Mikhail Khodorkovsky, former CEO of YUKOS estimates that due to graft in the economy, oil would have to be $200 a barrel before Russia can match the growth of the BRIC powerhouses China and India.
Economic reforms require 100 percent guarantees for private property and an effective, lawful state,” Khodorkovsky, 47, said in written answers to questions relayed through his lawyers. “Under the current political and economic model, to get a 10 percent growth rate for the Russian economy the oil price would have to remain solidly above $200 per barrel.
The World Justice Project released their 2011 Rule of Law Index and had this to say about Russia’s situation:
Russia shows serious deficiencies in checks and balances among the different branches of government (ranking 55th), leading to an institutional environment characterized by corruption, impunity, and political interference. Regulations are not always enforced (ranking 52nd), and civil courts, although accessible, are corrupt and inefficient. Crime rates in Russia are not as high as those in other middle- income countries (ranking 8th out of 19), and the criminal justice system is relatively effective (23rd). Violations against some fundamental rights, such as freedom of opinion, freedom of association, and arbitrary interference with privacy are areas of concern. [Read the full report here.]

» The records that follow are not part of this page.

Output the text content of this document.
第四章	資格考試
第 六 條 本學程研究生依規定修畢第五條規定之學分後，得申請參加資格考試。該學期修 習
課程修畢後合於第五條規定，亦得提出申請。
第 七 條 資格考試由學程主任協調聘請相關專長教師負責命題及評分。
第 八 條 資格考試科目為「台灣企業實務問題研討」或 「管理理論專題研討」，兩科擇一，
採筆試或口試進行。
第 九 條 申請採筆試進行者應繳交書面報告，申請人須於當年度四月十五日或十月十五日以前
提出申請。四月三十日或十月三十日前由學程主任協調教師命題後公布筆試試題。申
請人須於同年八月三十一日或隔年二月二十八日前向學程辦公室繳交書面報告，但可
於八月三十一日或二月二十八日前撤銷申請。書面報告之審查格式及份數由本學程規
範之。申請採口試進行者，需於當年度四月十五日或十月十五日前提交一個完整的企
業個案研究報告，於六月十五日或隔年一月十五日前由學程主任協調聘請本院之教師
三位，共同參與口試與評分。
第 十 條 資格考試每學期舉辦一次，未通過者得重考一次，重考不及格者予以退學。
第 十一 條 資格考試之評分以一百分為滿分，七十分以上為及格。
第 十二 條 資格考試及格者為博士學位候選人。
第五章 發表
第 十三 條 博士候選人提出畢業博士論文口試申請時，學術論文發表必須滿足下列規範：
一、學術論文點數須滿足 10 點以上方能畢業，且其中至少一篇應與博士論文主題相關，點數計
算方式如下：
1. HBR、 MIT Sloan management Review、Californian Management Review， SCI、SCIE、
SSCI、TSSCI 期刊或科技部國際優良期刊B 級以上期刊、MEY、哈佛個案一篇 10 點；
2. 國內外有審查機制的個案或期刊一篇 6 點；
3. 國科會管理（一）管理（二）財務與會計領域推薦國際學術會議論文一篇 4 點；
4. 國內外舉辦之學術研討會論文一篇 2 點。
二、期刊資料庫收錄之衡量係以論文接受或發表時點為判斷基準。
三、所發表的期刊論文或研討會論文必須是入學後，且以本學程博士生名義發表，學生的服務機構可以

With all these warning signs investors are right to be cautious about Russia. The market efficiency hypothesis in economics states that financial markets are “informationally efficient”. This hypothesis explains why Russia lags China and India in foreign investment and why until Russia makes comprehensive and visible changes to its legal and judicial systems, even the promise of excess market returns by the Prime Minister will not convince investors.